I would never criticise anyone else's poem in public, Ms Waller. I have done that only once when I accused someone of writing prose with linebreaks and a few words left out for poetical effect. Never again, I maintain I was right, but the effect it had was quite out of proportion to what was one comment, they were accidentally devastated. Now I simply assume I am not clever enough to understand the poets intention and so say nothing for fear of embarrassing myself. With you, however, I feel free to indulge my desire to write in a ridiculous ornate style. By the way, I would be most interested in your opinion of the piece underneath this link.

17/4/09 19:35  
Blogger Louise said...

i'd have to think on it (the link) a little - but very arresting and quite beautiful. a collection of fragments or thoughts or notes brought together on the blog's surface...

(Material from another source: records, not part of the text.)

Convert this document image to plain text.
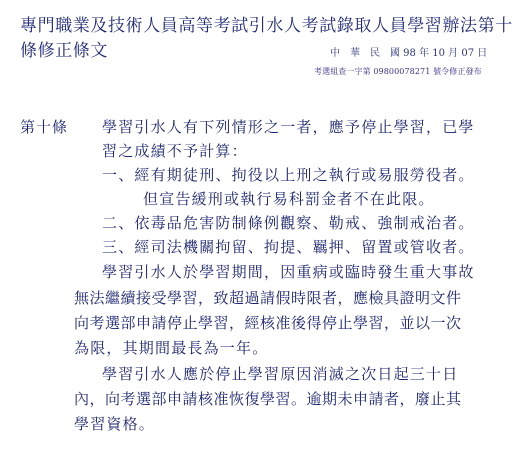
專門職業及技術人員高等考試引水人考試錄取人員學習辦法第十條修正條文	中　華　民　國 98 年 10 月 07 日
考選組查一字第 09800078271 號令修正發布
第十條 學習引水人有下列情形之一者，應予停止學習，已學
習之成績不予計算：
一、經有期徒刑、拘役以上刑之執行或易服勞役者。
但宣告緩刑或執行易科罰金者不在此限。
二、依毒品危害防制條例觀察、勒戒、強制戒治者。
三、經司法機關拘留、拘提、羈押、留置或管收者。
學習引水人於學習期間，因重病或臨時發生重大事故
無法繼續接受學習，致超過請假時限者，應檢具證明文件
向考選部申請停止學習，經核准後得停止學習，並以一次
為限，其期間最長為一年。
學習引水人應於停止學習原因消滅之次日起三十日
內，向考選部申請核准恢復學習。逾期未申請者，廢止其
學習資格。
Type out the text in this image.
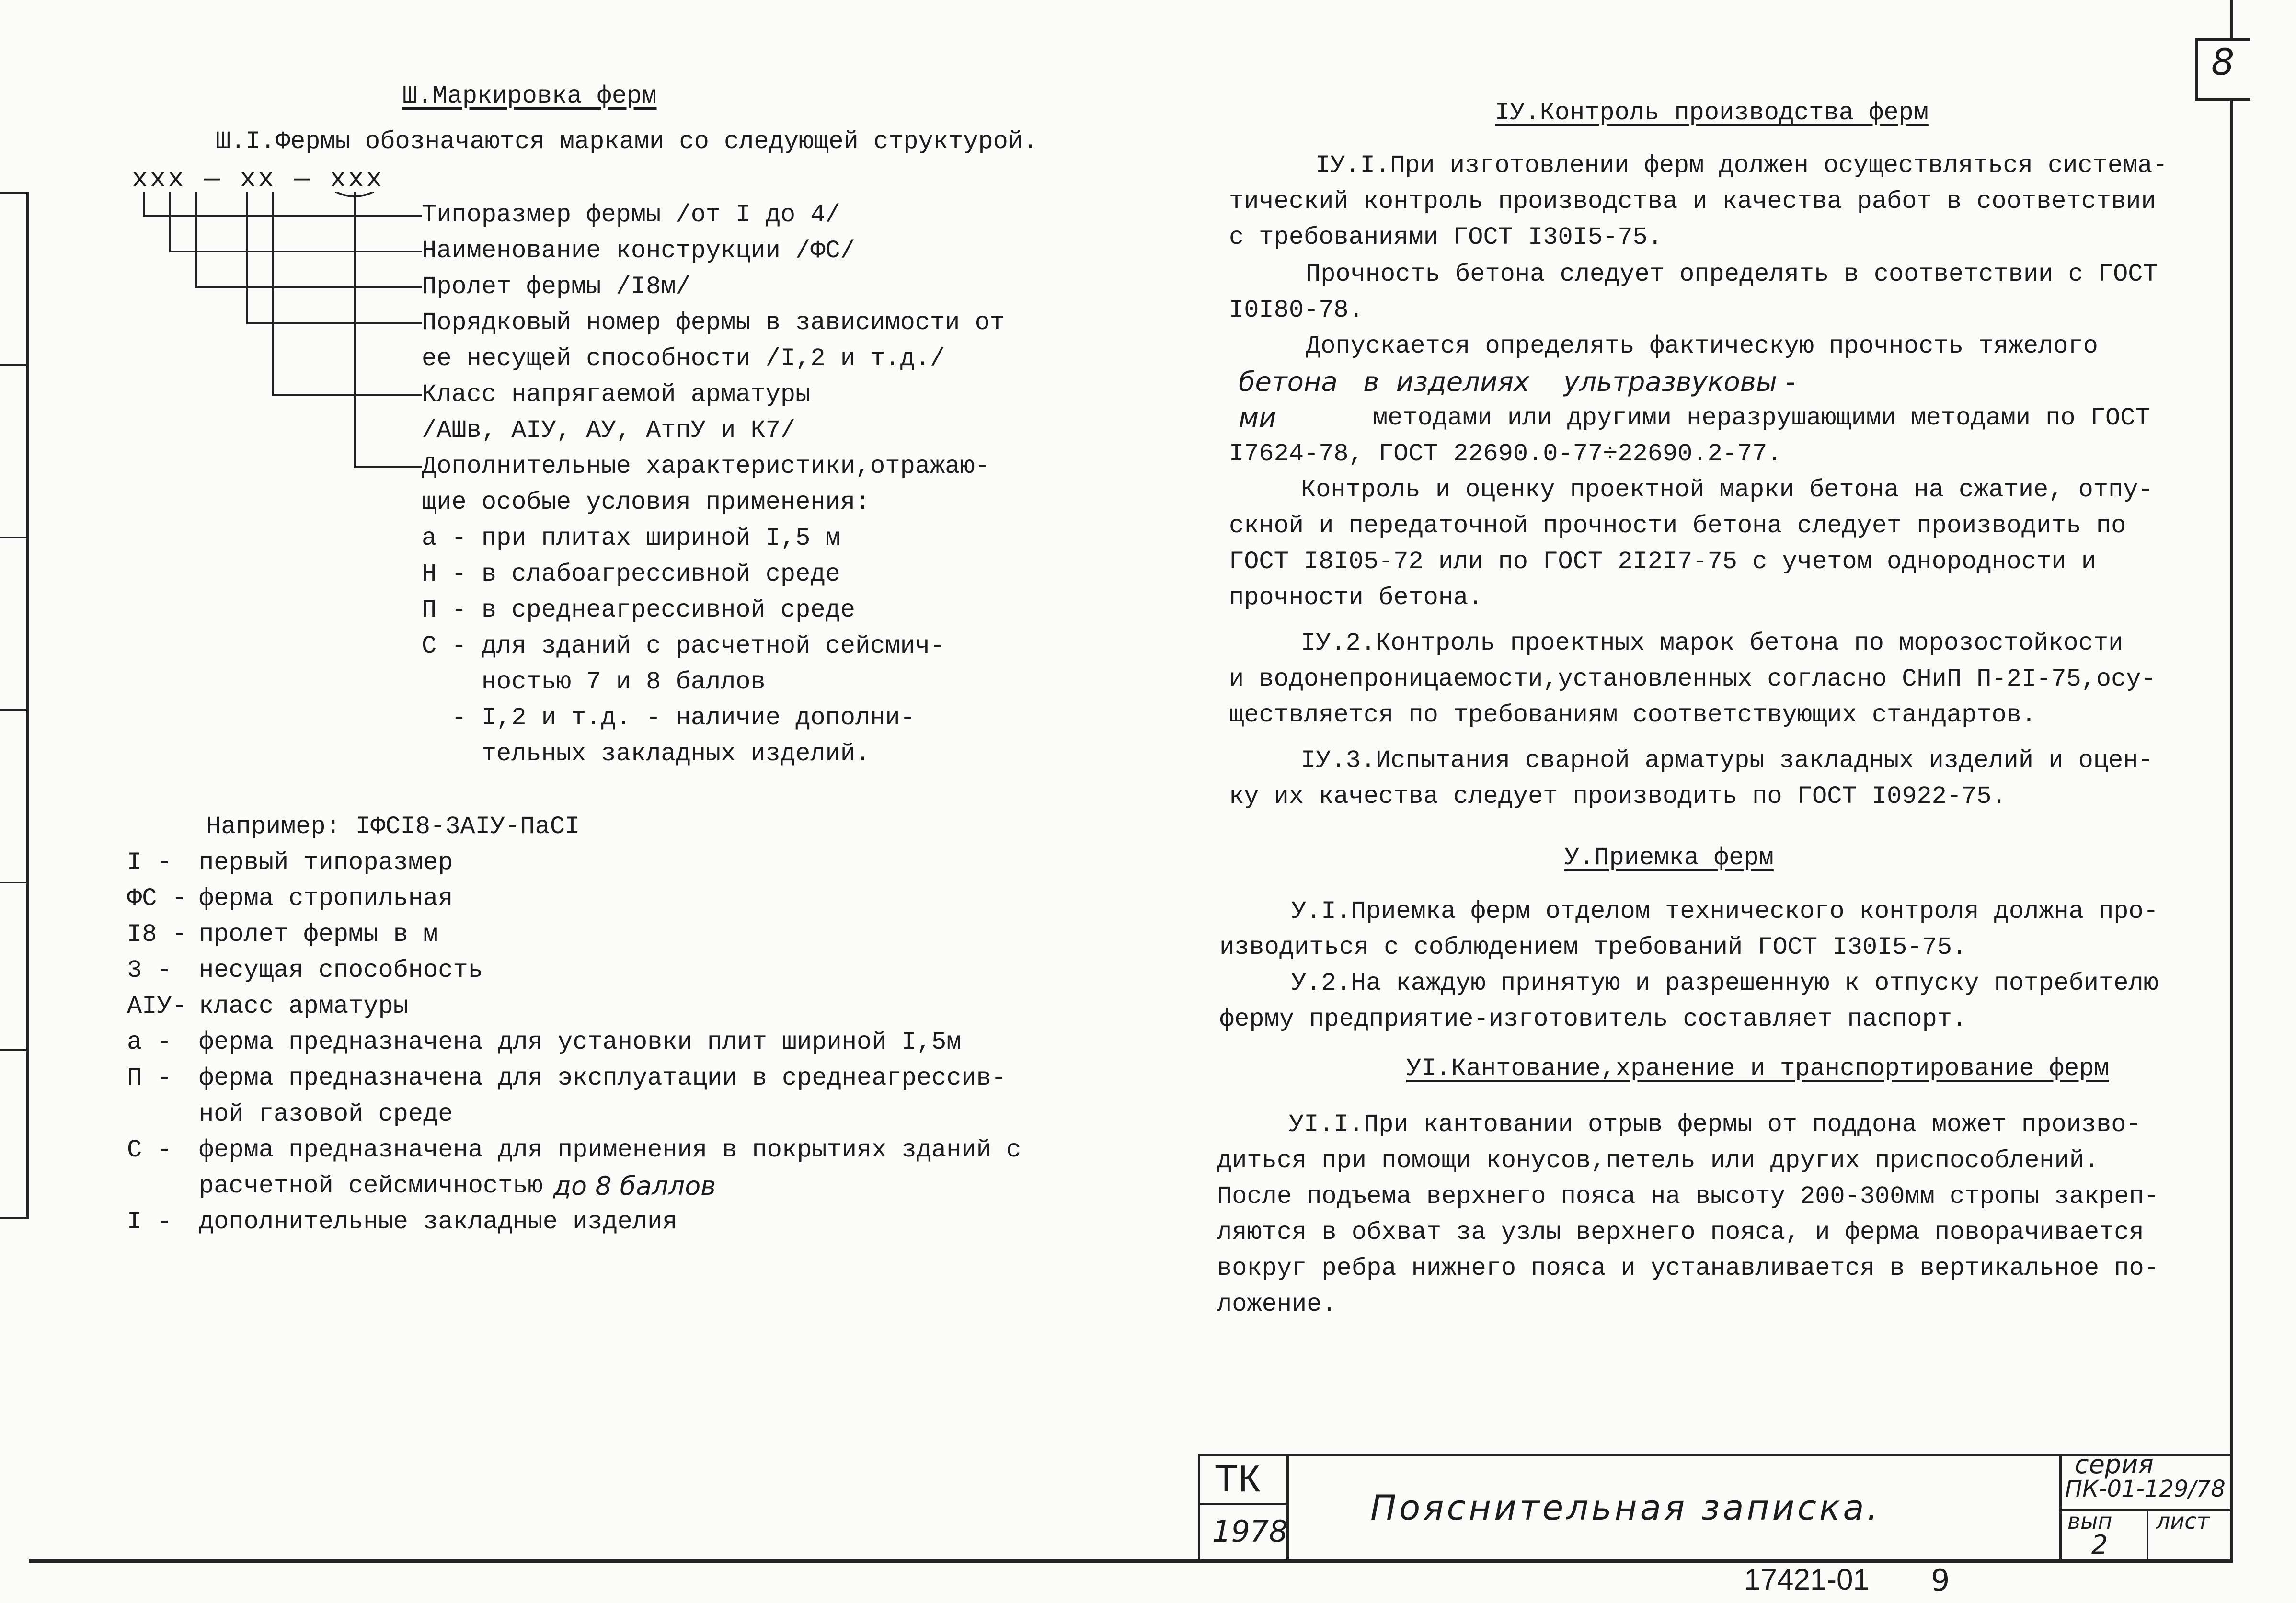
8
Ш.Маркировка ферм
Ш.I.Фермы обозначаются марками со следующей структурой.
ххх — хх — ххх
Типоразмер фермы /от I до 4/
Наименование конструкции /ФС/
Пролет фермы /I8м/
Порядковый номер фермы в зависимости от
ее несущей способности /I,2 и т.д./
Класс напрягаемой арматуры
/АШв, АIУ, АУ, АтпУ и К7/
Дополнительные характеристики,отражаю-
щие особые условия применения:
а - при плитах шириной I,5 м
Н - в слабоагрессивной среде
П - в среднеагрессивной среде
С - для зданий с расчетной сейсмич-
ностью 7 и 8 баллов
- I,2 и т.д. - наличие дополни-
тельных закладных изделий.
Например: IФСI8-3АIУ-ПаСI
I -	первый типоразмер
ФС - ферма стропильная
I8 - пролет фермы в м
3 -	несущая способность
АIУ- класс арматуры
а -	ферма предназначена для установки плит шириной I,5м
П -	ферма предназначена для эксплуатации в среднеагрессив-
ной газовой среде
С -	ферма предназначена для применения в покрытиях зданий с
расчетной сейсмичностью до 8 баллов
I -	дополнительные закладные изделия
IУ.Контроль производства ферм
IУ.I.При изготовлении ферм должен осуществляться системa-
тический контроль производства и качества работ в соответствии
с требованиями ГОСТ I30I5-75.
Прочность бетона следует определять в соответствии с ГОСТ
I0I80-78.
Допускается определять фактическую прочность тяжелого
бетона   в  изделиях    ультразвуковы -
ми	методами или другими неразрушающими методами по ГОСТ
I7624-78, ГОСТ 22690.0-77÷22690.2-77.
Контроль и оценку проектной марки бетона на сжатие, отпу-
скной и передаточной прочности бетона следует производить по
ГОСТ I8I05-72 или по ГОСТ 2I2I7-75 с учетом однородности и
прочности бетона.
IУ.2.Контроль проектных марок бетона по морозостойкости
и водонепроницаемости,установленных согласно СНиП П-2I-75,осу-
ществляется по требованиям соответствующих стандартов.
IУ.3.Испытания сварной арматуры закладных изделий и оцен-
ку их качества следует производить по ГОСТ I0922-75.
У.Приемка ферм
У.I.Приемка ферм отделом технического контроля должна про-
изводиться с соблюдением требований ГОСТ I30I5-75.
У.2.На каждую принятую и разрешенную к отпуску потребителю
ферму предприятие-изготовитель составляет паспорт.
УI.Кантование,хранение и транспортирование ферм
УI.I.При кантовании отрыв фермы от поддона может произво-
диться при помощи конусов,петель или других приспособлений.
После подъема верхнего пояса на высоту 200-300мм стропы закреп-
ляются в обхват за узлы верхнего пояса, и ферма поворачивается
вокруг ребра нижнего пояса и устанавливается в вертикальное по-
ложение.
ТК
1978
Пояснительная записка.
серия
ПК-01-129/78
вып
2
лист
17421-01 9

notebooks are essential aren't they? i am operating from two blue and green and one black at the moment.

18/4/09 09:35  
Anonymous Paul Squires said...

Speaking of zenning your poetry, Ms Waller, do you have a Twitter? It is a fascinating discipline and as valid as any other form of writing, in my humblest of opinions. This for instance, with all its modifiers and unnecessary arabesques would not fit into Twitter, but 'the discipline of diamonds' does.

21/4/09 19:03  
Blogger Louise said...

no, i have no twitter. barely able to keep pace with the blog. many i know do manage facebook, myspace, goodreads - just not for me at this point. i have to leave some time for the notebooks and of course, life and all ...

22/4/09 08:47  
Anonymous Paul Herbert M. Squires said...

Ahh yes, the corporeal life has its delights and temptations and time is the only true commodity. I have been reading Marcuse again. For a philosopher he has remarkably elegant prose. "Freedom is confined to free time - but free time is, quantitatively and qualitatively, the very content of life."